Cricket fan Clarke makes key plea
Lord Chancellor Kenneth Clarke lost the key to his red box containing official papers as he took a day off to watch cricket at Trent Bridge.
Mr Clarke admitted that officials at the Ministry of Justice would suspect him of faking the loss so he could enjoy the first day of England's Test match against Pakistan.
But in a message to staff via BBC Radio's Test Match Special, he assured them: "If they are in the office listening to this programme - honestly, if they send the key, I will do the papers tonight."
Red boxes are traditionally used by ministers to carry official papers when they are away from their departments, but the Ministry of Justice today insisted that the loss of the key had not compromised security.

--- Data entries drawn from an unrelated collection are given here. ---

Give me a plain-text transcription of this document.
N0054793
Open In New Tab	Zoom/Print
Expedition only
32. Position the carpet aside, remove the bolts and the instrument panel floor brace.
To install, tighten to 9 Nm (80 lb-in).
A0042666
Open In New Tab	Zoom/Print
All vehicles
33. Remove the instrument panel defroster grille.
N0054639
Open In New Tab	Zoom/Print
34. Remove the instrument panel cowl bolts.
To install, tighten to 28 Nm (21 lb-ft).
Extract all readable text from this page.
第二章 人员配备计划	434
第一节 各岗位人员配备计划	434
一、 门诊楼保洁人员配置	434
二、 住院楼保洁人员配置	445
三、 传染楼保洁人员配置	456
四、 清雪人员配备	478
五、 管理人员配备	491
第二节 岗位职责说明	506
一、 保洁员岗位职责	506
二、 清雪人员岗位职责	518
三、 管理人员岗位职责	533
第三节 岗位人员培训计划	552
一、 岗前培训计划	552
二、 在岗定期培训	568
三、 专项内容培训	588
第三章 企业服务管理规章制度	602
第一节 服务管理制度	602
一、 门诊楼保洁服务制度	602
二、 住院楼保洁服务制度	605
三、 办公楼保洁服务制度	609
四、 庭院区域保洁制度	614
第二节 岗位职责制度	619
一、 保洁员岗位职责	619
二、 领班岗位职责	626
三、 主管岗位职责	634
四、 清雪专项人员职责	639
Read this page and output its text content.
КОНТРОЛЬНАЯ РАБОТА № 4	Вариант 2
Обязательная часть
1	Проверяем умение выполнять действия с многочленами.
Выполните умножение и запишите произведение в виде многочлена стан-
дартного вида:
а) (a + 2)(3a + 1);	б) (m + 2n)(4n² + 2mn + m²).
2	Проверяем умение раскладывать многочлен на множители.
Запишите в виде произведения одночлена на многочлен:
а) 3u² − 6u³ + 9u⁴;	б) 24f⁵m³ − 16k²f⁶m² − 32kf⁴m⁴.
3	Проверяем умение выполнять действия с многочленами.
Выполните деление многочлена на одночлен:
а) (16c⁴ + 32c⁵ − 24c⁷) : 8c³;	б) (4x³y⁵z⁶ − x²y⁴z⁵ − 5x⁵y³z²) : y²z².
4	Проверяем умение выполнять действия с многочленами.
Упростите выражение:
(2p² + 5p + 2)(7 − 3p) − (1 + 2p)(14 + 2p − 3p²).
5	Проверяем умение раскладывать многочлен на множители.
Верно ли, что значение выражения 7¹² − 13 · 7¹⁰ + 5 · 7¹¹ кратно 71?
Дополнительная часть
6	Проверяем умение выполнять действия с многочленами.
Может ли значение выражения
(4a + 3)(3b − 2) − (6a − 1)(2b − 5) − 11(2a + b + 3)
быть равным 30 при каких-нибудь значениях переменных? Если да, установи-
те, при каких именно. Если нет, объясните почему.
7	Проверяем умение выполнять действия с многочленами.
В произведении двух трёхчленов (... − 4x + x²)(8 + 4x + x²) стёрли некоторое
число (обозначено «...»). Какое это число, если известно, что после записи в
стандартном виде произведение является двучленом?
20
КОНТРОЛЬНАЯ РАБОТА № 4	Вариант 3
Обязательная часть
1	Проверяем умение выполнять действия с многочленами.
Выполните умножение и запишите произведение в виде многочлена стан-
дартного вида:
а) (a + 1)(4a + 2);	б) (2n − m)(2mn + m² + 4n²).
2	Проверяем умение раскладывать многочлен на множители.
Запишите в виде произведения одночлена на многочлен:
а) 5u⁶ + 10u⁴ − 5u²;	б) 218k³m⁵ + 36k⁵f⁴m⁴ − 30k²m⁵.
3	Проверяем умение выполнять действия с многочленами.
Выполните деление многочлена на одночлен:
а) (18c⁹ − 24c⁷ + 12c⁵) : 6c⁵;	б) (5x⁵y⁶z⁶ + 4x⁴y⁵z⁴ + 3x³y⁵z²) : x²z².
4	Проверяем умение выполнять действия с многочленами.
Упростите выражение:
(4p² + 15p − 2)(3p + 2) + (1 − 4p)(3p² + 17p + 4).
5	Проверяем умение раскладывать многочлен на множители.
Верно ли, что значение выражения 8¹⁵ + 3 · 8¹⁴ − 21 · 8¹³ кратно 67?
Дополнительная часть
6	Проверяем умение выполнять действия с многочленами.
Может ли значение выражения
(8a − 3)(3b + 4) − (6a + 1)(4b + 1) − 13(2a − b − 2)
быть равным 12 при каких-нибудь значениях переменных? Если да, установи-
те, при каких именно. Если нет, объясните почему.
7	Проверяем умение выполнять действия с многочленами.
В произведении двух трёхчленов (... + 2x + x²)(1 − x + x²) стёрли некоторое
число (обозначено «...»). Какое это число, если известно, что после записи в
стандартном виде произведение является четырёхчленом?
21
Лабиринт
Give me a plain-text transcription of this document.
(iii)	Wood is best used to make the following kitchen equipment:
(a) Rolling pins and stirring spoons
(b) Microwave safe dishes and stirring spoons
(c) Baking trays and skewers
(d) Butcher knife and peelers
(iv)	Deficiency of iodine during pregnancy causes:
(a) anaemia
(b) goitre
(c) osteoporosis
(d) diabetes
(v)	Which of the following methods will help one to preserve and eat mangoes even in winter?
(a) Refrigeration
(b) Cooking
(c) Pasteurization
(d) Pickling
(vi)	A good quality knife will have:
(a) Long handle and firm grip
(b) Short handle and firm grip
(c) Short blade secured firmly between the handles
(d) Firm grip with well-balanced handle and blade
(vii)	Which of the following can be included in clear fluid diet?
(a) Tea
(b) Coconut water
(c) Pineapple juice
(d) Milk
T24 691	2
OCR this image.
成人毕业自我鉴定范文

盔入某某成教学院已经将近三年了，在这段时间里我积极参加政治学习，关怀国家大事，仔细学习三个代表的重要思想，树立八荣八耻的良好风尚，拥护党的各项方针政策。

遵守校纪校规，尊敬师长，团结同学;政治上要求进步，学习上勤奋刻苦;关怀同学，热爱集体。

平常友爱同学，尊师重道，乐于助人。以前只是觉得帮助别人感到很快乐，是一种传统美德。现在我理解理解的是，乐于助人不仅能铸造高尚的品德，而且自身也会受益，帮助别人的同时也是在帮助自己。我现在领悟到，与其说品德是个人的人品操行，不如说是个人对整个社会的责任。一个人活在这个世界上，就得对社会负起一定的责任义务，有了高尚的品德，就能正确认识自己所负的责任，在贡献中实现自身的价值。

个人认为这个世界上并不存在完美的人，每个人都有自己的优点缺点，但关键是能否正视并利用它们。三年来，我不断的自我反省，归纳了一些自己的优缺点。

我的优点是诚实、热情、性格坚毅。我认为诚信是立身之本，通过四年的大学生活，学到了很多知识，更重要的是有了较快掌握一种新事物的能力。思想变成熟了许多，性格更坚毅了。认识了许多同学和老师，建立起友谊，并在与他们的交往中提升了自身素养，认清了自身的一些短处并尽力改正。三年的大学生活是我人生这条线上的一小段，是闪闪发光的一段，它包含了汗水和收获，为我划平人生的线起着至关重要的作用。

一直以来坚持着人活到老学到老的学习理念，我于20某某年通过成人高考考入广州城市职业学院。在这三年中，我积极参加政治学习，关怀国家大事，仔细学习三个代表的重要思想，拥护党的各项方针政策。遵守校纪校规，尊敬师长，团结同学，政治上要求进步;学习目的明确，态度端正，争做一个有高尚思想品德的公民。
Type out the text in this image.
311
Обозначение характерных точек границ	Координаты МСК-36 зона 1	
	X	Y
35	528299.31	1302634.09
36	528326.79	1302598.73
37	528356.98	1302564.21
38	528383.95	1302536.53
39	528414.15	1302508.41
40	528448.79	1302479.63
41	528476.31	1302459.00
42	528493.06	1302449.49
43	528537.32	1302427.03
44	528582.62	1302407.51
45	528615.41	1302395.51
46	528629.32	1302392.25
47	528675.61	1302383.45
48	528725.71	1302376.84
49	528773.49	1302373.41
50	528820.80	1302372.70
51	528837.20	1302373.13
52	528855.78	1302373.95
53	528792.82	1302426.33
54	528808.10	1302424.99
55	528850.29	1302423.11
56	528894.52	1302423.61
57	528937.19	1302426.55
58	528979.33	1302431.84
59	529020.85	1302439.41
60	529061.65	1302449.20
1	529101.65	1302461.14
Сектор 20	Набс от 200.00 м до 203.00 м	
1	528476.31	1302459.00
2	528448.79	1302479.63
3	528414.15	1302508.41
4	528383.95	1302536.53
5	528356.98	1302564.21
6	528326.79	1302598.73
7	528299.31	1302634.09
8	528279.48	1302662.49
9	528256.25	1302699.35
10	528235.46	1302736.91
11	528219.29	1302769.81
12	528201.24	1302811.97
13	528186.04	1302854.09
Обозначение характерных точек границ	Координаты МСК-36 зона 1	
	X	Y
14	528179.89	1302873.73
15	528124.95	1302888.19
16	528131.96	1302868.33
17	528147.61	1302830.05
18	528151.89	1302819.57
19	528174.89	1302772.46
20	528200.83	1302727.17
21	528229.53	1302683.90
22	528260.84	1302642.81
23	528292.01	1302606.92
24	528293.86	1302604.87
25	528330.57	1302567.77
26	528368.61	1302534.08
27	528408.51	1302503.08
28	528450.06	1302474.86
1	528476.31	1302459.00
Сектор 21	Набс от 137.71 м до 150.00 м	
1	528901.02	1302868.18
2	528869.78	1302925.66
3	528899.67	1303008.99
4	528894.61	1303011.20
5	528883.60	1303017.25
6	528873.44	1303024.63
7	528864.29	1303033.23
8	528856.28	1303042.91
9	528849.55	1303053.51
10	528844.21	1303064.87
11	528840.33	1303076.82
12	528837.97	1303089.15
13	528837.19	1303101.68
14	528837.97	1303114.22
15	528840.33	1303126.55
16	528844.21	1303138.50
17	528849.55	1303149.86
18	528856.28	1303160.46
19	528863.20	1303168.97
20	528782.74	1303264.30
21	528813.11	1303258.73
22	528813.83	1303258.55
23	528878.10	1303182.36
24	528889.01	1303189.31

A spokesman said a replacement key would be sent to Mr Clarke.
The spokesman said: "There is no security breach. The Lord Chancellor will be able to open his box as normal."
Mr Clarke said he insisted on starting his summer break with the Test Match in his home-town of Nottingham.
He told Test Match Special: "I have told them my recess begins with the Test Match at Trent Bridge, you will not get me to stay in London."
And he added: "I have had to ring up my office from the ground just to let them know that I can't open the red box that they made me take with me because I appear to have lost my key. I do have a key. I have mislaid it somewhere. I can't believe anybody in my office believes a word - they know I'm at Trent Bridge."
Mr Clarke had an enjoyable day at Trent Bridge, where England made an impressive 331-4 with a superb maiden Test century from Eoin Morgan.